Thursday, July 07, 2005

Old friends

Yesterday, my high scool librarian came to visit. She has been promising for about the last ten years, and finally her schedule was such that she made it up to Northumberland on her way north.

It was lovely to see her. It was also lovely to learn that the Uplans Mansion which forms the core of the school is being restored to its former glory. The mansion was built for Templeton Crocker and his bride, Helene Irwin between 1911-1917. Uplands served among other things as the headquarters for the Soviet Union's delegation to the founding conference of the United Nations Because it was turned into a school back in the 1960s, many of the orginal features still exist.
In the mid-eighties the silk wallpaper in the fiction room (the orginal library) had to be replaced but it was notdone sympathetically. However, Deb kept an old swatch of the wallpaper and it has now been recreated on ordinary wallpaper. The Fiction room was probably my favourite room in the whole mansion -- dark wood bookcases and a huge fireplace cast in concrete because they could not get the Italian marble. The bookcases had secret compartments which opened if you knew where to press. In my youth, I spent hours there reading. As Deb indulged in her taste for fiction, it is where I really discovered historical romance/romantic suspense. Many of her favourite authors became mine --Elizabeth Peters springs to mind. I always wait for her Christmas card with great anticipation as she includes a list of books she has read and enjoyed.
It struck me that my love of old houses and gardens springs from the time I spent at Crystal. Certainly I longed to see that mansion restored to its former glory, wondered about the people who had lived there and invented stories about them and their servants. At one point I took a course from Deb in the History of the Mansion. We wandered all over the mansion, looking at various features such as the servant's quarters which were between the main floors, the marble bathroom with its lion hard tap, Mrs Crocker's old dressing room with all the places for hats, how the lamps in each room reflected the intended the colour scheme for that room and the complexity of the craft work that went into the carving in various rooms. I used to long to see the gardens how they were orginally planned. Sometiems at lunch I would walk on the lip of the filled-in reflecting pools. From surviving pictures, I think the gardens were truly special. However, once the Crockers left Uplands (they got divorced), the next occupants, the Jacks, let the gardens go.

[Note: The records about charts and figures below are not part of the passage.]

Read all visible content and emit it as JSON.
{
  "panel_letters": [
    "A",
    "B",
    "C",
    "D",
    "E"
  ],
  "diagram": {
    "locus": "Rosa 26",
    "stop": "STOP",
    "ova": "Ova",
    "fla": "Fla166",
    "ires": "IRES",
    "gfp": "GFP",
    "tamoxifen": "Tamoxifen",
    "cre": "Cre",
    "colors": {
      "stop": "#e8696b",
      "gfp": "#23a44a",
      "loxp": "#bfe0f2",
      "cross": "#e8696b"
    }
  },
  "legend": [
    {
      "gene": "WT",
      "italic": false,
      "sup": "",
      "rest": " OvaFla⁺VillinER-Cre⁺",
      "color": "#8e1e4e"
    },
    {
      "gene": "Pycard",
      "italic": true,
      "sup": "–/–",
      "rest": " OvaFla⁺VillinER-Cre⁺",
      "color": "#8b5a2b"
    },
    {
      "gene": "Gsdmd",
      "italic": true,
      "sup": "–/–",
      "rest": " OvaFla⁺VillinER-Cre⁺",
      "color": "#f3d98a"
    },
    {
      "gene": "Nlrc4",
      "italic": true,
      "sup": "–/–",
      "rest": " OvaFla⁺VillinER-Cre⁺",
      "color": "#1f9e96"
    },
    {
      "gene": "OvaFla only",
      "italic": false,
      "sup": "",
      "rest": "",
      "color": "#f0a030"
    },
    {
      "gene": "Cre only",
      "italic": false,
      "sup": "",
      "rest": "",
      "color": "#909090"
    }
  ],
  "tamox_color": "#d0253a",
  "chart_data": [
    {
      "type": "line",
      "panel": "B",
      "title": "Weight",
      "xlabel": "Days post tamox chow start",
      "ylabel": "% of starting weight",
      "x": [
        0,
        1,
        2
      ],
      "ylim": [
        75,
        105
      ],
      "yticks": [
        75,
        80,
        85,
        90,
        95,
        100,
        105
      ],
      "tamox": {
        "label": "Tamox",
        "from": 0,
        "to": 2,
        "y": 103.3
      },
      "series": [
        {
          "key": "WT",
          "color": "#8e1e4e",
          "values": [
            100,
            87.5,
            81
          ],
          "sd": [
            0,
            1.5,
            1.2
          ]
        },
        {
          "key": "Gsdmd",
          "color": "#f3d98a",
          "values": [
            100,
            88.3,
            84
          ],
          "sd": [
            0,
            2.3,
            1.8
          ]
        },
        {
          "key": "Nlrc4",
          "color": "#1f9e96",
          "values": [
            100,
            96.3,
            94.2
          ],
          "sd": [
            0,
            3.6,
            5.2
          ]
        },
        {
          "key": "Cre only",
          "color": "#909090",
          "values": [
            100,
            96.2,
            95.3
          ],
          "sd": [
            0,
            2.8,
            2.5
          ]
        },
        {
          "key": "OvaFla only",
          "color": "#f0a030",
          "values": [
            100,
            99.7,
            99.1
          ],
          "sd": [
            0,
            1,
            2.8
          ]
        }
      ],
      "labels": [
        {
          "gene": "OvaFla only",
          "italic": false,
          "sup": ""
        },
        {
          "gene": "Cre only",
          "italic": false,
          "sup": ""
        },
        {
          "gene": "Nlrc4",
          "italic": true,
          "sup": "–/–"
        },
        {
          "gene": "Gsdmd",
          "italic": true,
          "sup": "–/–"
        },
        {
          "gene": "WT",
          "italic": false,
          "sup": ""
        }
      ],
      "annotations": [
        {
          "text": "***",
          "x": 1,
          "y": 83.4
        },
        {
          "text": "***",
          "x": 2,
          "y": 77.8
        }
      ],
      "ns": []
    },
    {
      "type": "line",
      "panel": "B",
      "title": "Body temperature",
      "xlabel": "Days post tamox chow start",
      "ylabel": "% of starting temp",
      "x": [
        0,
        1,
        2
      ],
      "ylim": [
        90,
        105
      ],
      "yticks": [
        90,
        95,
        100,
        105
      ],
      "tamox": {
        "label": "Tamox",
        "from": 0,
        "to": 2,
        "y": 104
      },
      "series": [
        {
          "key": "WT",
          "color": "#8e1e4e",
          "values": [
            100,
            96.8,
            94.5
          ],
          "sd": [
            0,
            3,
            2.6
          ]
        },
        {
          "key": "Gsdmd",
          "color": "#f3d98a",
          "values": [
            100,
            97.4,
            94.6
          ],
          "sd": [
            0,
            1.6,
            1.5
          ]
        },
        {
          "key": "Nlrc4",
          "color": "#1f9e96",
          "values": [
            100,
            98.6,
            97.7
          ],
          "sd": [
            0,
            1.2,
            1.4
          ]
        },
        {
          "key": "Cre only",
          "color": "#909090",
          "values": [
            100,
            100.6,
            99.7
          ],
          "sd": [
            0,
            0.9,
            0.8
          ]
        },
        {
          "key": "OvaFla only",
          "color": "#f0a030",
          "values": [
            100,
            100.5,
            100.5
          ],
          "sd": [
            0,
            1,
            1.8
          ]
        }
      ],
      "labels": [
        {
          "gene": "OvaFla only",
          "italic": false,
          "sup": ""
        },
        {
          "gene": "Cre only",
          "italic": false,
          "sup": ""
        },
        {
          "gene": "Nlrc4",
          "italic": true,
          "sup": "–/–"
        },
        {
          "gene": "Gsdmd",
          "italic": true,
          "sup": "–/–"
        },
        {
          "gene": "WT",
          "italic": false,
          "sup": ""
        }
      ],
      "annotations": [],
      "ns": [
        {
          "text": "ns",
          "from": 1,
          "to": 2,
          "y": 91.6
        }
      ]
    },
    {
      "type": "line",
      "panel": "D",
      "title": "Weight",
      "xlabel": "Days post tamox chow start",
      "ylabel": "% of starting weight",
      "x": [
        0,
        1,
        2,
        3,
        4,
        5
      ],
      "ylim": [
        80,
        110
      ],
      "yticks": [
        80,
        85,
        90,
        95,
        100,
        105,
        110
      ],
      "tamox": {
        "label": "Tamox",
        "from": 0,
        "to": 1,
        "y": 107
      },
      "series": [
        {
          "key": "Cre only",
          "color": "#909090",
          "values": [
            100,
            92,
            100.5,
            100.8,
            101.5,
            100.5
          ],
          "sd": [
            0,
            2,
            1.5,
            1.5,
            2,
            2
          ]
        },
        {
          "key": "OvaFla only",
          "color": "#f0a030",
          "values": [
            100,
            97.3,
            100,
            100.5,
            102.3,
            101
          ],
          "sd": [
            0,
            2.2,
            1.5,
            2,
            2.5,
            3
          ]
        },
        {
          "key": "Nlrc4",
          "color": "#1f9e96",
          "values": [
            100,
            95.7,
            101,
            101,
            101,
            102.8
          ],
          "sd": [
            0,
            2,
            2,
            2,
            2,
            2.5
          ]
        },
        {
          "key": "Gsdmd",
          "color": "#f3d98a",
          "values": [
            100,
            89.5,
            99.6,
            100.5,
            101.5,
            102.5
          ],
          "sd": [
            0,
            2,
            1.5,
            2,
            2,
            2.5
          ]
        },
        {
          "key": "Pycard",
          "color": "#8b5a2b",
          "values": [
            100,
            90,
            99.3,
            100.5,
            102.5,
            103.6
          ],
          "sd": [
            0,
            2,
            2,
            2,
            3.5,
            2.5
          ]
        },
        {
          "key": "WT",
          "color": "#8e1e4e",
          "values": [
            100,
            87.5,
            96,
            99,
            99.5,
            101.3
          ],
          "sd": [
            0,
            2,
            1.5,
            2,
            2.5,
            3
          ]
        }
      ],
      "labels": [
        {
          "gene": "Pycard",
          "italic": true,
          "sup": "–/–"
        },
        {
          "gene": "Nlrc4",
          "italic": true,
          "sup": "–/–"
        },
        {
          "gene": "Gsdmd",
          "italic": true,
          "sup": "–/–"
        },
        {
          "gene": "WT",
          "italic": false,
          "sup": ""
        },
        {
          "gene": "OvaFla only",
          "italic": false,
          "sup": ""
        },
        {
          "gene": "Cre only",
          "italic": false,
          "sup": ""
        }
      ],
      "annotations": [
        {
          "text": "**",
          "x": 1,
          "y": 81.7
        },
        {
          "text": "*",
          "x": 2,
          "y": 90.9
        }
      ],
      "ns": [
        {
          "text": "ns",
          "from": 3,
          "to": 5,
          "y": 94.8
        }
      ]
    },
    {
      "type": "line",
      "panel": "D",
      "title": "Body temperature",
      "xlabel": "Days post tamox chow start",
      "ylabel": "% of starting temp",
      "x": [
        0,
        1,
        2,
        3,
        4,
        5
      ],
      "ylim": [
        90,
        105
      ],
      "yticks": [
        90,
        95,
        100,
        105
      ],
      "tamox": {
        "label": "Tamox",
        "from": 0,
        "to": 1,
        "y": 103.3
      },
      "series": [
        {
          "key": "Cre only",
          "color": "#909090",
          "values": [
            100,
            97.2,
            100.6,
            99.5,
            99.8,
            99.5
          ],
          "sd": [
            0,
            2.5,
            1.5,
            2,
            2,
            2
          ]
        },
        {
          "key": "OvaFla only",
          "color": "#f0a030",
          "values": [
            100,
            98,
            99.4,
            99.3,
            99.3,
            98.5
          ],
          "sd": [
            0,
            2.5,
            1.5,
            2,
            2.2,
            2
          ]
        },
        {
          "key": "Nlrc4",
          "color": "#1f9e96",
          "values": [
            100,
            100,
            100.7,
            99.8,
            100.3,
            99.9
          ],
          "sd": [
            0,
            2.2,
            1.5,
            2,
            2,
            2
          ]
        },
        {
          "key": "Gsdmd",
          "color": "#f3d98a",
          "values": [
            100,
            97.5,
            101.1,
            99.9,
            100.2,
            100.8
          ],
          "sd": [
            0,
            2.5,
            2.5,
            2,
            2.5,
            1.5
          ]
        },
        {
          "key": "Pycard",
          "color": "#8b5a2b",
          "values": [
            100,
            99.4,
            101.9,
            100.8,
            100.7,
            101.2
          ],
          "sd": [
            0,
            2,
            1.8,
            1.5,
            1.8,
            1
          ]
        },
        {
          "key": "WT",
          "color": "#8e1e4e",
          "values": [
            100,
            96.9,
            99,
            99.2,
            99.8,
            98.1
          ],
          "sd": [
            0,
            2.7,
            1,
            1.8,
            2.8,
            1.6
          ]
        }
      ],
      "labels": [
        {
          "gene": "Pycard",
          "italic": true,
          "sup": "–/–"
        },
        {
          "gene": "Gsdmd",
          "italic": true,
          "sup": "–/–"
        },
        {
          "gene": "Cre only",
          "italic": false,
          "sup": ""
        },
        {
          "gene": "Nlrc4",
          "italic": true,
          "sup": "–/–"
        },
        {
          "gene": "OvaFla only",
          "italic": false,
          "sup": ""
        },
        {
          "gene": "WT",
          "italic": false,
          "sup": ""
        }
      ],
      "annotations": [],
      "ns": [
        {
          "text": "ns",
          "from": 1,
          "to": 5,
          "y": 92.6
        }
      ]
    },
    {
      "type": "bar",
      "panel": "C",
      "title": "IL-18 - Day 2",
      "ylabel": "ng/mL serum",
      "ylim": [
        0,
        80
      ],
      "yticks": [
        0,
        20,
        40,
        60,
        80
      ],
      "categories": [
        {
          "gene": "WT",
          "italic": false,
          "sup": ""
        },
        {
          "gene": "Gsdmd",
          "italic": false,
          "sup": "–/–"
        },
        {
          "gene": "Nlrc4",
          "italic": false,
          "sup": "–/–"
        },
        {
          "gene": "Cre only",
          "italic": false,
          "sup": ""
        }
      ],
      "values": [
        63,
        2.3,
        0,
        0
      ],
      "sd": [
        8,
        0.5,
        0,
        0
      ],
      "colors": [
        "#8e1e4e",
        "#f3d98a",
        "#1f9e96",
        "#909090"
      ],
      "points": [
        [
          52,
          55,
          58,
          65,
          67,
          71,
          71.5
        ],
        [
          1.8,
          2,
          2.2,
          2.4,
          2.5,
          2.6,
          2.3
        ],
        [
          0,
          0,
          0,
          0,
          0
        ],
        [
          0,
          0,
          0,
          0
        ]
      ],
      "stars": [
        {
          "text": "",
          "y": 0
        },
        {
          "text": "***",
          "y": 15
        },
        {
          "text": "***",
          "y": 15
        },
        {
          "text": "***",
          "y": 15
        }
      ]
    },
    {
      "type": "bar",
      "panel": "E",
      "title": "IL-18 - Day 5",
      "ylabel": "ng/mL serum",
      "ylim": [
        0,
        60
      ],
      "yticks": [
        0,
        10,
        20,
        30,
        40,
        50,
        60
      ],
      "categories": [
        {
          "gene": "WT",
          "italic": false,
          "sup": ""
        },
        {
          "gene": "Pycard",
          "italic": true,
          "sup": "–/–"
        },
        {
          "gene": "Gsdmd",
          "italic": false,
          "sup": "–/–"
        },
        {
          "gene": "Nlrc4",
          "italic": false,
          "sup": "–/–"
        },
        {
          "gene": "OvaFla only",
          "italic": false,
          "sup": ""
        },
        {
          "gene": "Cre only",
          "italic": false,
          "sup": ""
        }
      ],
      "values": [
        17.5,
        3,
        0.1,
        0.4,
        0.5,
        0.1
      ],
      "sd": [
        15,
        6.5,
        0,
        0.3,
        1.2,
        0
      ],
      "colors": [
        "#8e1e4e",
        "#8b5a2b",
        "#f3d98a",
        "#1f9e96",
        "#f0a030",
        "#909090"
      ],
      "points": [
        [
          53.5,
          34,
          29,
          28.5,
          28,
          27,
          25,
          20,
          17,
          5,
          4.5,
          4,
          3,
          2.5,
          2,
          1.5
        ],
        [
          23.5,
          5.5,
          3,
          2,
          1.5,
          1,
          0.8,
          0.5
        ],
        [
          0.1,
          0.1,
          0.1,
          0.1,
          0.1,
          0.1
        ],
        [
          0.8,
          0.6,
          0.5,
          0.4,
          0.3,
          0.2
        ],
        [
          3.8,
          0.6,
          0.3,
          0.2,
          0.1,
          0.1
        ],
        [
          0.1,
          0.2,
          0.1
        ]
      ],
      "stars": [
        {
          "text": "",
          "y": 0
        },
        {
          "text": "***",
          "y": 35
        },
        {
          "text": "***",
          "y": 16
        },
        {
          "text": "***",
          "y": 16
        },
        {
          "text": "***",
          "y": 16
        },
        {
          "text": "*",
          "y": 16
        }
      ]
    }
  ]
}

We spent an enjoyable time going around Vindolanda -- looking at Roman ruins. I found another reference book -- this time on Roman food and drink. Although specifically for Roman Britain, she has had to widen the scope to the whole period. It is an overview, rather that a cookery book, annd as such does not simply concentrate on gournet food. Apicus, the one surviving cookery book from the period has a lot of gourmet dishes but tell little of what was eaten when. I think it would be a mistake to think people dined on dormice every day. And Petronius's satire where he describes Trmalchio's feast has to be considered to be way over the top!

It was a wonderful feeling to be able to walk down memory lane and to realize how much a specific place and person influenced me.

In other news: I am off tomorrow at the crack of dawn to the RNA conference. It should be fun but exhausting. Hopefully I shall come back with plenty of inspiration.

2 comments:

Anonymous said...

I love old mansions and libraries. I dream of having a library of my own like those one day.

Make sure you share lots of stories from RNA! Can't wait to hear about it. :)

Anonymous said...

Oh that sounds so cool! I love old houses, it must've been great going to school there.